Can Large Language Models Learn Independent Causal Mechanisms?
This work addresses the robustness issue in LLMs for AI applications, but it appears incremental as it builds on existing causal concepts without a major breakthrough.
The authors tackled the problem of poor generalization in Large Language Models (LLMs) under distribution shifts by proposing a new architecture with sparsely interacting modules based on Independent Causal Mechanisms (ICMs). They showed that this approach improves out-of-distribution performance on abstract and causal reasoning tasks, though specific numerical gains are not provided.

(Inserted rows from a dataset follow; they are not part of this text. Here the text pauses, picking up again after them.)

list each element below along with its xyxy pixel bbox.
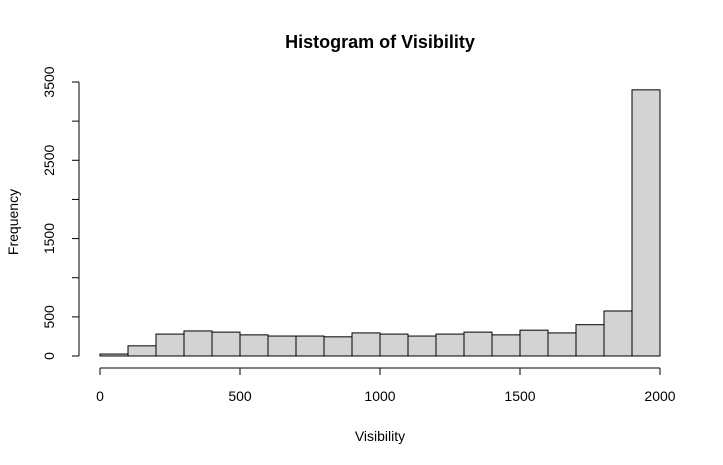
histogram-bar	[491, 334, 521, 357]
histogram-bar	[239, 334, 269, 357]
histogram-bar	[379, 333, 409, 357]
y-tick-label: 0	[41, 352, 57, 360]
histogram-bar	[127, 345, 157, 357]
histogram-bar	[435, 333, 465, 357]
histogram-bar	[295, 335, 325, 357]
histogram-bar	[547, 332, 577, 357]
histogram-bar	[183, 330, 213, 357]
histogram-bar	[267, 335, 297, 357]
histogram-bar	[575, 324, 605, 357]
x-tick-label: 1500	[504, 388, 535, 404]
histogram-bar	[631, 89, 661, 357]
histogram-bar	[155, 333, 185, 357]
histogram-bar	[407, 335, 437, 357]
histogram-bar	[351, 332, 381, 357]
x-axis-label: Visibility	[355, 428, 405, 444]
chart-title: Histogram of Visibility	[285, 32, 475, 52]
y-tick-label: 3500	[41, 66, 57, 97]
histogram-bar	[211, 331, 241, 357]
histogram-bar	[463, 331, 493, 357]
y-tick-label: 500	[41, 305, 57, 329]
x-tick-label: 2000	[644, 388, 675, 404]
y-tick-label: 2500	[41, 145, 57, 176]
x-tick-label: 500	[228, 388, 252, 404]
y-axis-label: Frequency	[5, 189, 21, 255]
y-axis: 0 500 1500 2500 3500	[41, 66, 80, 360]
x-axis: 0 500 1000 1500 2000	[96, 367, 676, 404]
histogram-bar	[519, 329, 549, 357]
histogram-bar	[323, 336, 353, 357]
y-tick-label: 1500	[41, 223, 57, 254]
x-tick-label: 1000	[364, 388, 395, 404]
x-tick-label: 0	[96, 388, 104, 404]
bars-group	[99, 89, 661, 357]
histogram-bar	[99, 353, 129, 357]
histogram-bar	[603, 310, 633, 357]
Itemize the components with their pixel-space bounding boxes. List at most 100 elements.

Despite impressive performance on language modelling and complex reasoning tasks, Large Language Models (LLMs) fall short on the same tasks in uncommon settings or with distribution shifts, exhibiting a lack of generalisation ability. By contrast, systems such as causal models, that learn abstract variables and causal relationships, can demonstrate increased robustness against changes in the distribution. One reason for this success is the existence and use of Independent Causal Mechanisms (ICMs) representing high-level concepts that only sparsely interact. In this work, we apply two concepts from causality to learn ICMs within LLMs. We develop a new LLM architecture composed of multiple sparsely interacting language modelling modules. We show that such causal constraints can improve out-of-distribution performance on abstract and causal reasoning tasks. We also investigate the level of independence and domain specialisation and show that LLMs rely on pre-trained partially domain-invariant mechanisms resilient to fine-tuning.